Did Starbucks fail at communicating policy?
Recently, Starbucks took it on the chin when employees in Philadelphia acted in a manner that suggested there was one set of rules for white patrons and another for black patrons.
Whatever the employees may have been thinking or trying to accomplish, the public was swift to judge. Protests and boycotts followed. CEO Kevin Johnson announced that on May 29, it will close 8,000 U.S. company-owned stores to conduct racial-bias training to address the issue.
It’s likely that the Starbucks incidents reveal some form of discriminatory animus on the part of individual employees. But from a management and HR perspective, there is another layer.
Was what happened at Starbucks the result of a vague policy—perhaps about loitering—that was misinterpreted in ways that no one imagined it could be?
In your organization, you should always be asking these questions:
1. How might the wording of our policies be misperceived, or even exploited?
2. Have we thought of the ways that the policy could be challenged, and how we would respond to them?
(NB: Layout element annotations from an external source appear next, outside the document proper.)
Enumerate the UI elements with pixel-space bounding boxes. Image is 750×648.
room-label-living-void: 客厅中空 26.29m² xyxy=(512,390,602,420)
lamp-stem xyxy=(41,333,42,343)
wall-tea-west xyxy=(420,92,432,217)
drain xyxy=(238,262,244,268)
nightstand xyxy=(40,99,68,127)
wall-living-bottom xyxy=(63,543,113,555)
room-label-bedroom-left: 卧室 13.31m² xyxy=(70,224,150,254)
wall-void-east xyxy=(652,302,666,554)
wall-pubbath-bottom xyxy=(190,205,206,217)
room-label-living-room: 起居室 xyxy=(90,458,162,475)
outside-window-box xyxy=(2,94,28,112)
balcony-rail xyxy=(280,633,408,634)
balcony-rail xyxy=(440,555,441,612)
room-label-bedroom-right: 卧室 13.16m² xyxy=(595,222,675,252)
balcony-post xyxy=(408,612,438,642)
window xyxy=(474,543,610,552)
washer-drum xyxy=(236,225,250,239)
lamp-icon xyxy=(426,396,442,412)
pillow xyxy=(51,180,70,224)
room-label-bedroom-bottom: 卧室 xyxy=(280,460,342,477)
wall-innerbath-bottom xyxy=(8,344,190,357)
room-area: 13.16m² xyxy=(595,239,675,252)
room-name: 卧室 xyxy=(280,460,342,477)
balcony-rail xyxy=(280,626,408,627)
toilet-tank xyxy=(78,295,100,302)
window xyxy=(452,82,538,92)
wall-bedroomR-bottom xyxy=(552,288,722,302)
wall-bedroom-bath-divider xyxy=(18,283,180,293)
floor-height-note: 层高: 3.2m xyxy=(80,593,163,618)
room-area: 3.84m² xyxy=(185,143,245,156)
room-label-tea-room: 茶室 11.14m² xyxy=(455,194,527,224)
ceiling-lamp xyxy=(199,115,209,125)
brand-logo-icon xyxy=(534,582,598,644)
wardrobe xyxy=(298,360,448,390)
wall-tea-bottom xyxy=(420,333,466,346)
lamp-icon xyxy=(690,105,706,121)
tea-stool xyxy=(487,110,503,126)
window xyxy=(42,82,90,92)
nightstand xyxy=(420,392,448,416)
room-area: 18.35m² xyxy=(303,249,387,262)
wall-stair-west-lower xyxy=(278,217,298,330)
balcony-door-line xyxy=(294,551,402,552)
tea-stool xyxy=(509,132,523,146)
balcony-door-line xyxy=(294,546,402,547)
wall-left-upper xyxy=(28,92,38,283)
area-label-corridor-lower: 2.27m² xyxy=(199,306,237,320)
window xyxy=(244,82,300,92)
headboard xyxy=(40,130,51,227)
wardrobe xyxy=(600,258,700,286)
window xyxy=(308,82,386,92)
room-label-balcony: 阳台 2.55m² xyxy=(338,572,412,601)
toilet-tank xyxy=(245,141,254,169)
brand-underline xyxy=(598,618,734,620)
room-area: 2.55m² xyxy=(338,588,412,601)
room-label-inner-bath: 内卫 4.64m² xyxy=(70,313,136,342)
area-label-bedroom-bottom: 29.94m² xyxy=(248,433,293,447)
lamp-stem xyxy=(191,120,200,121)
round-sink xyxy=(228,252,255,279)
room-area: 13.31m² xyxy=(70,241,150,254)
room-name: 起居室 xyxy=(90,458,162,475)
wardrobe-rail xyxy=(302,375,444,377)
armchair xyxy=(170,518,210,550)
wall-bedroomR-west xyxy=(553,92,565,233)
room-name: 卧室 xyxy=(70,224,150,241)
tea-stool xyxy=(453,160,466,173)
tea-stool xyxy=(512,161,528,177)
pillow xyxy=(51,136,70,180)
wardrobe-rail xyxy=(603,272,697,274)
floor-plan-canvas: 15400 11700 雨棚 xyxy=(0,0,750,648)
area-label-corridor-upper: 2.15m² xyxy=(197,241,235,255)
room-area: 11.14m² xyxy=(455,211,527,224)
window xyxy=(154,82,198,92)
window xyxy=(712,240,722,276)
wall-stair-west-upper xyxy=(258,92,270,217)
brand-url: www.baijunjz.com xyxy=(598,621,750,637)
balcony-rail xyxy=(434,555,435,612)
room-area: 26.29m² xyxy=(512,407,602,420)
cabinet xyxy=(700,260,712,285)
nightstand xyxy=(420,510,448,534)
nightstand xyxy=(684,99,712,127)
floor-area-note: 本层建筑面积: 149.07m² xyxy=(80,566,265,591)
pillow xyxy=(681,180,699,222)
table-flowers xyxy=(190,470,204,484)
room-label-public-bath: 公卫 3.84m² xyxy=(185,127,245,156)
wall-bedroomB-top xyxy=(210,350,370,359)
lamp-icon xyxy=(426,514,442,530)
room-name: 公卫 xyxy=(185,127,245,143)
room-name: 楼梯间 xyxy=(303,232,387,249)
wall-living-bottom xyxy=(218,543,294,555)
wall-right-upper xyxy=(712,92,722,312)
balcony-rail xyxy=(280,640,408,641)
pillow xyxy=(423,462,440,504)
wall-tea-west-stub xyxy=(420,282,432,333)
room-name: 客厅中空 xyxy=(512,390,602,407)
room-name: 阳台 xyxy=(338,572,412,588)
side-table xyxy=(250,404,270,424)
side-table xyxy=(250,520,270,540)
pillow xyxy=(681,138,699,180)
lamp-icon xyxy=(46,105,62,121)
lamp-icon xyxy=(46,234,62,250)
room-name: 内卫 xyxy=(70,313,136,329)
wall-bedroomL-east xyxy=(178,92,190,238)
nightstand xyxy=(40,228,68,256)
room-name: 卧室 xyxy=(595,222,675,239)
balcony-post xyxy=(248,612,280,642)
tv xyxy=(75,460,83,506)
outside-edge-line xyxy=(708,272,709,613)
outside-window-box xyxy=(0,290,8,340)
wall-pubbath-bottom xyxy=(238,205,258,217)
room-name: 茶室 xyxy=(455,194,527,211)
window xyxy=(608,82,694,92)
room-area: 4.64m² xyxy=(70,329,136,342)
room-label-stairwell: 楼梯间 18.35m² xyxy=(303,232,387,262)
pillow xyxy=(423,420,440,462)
3. Do all employees have the same understanding of these policies?
4. Have policies been stress-tested? That is, has anything ever gone wrong to make us take a second look at them?
When it comes to writing and enforcing policies, words on a page only provide the illusion of security and order. Meanwhile, what do those words actually mean to the front-liners tasked with interpreting policies during the normal course of business?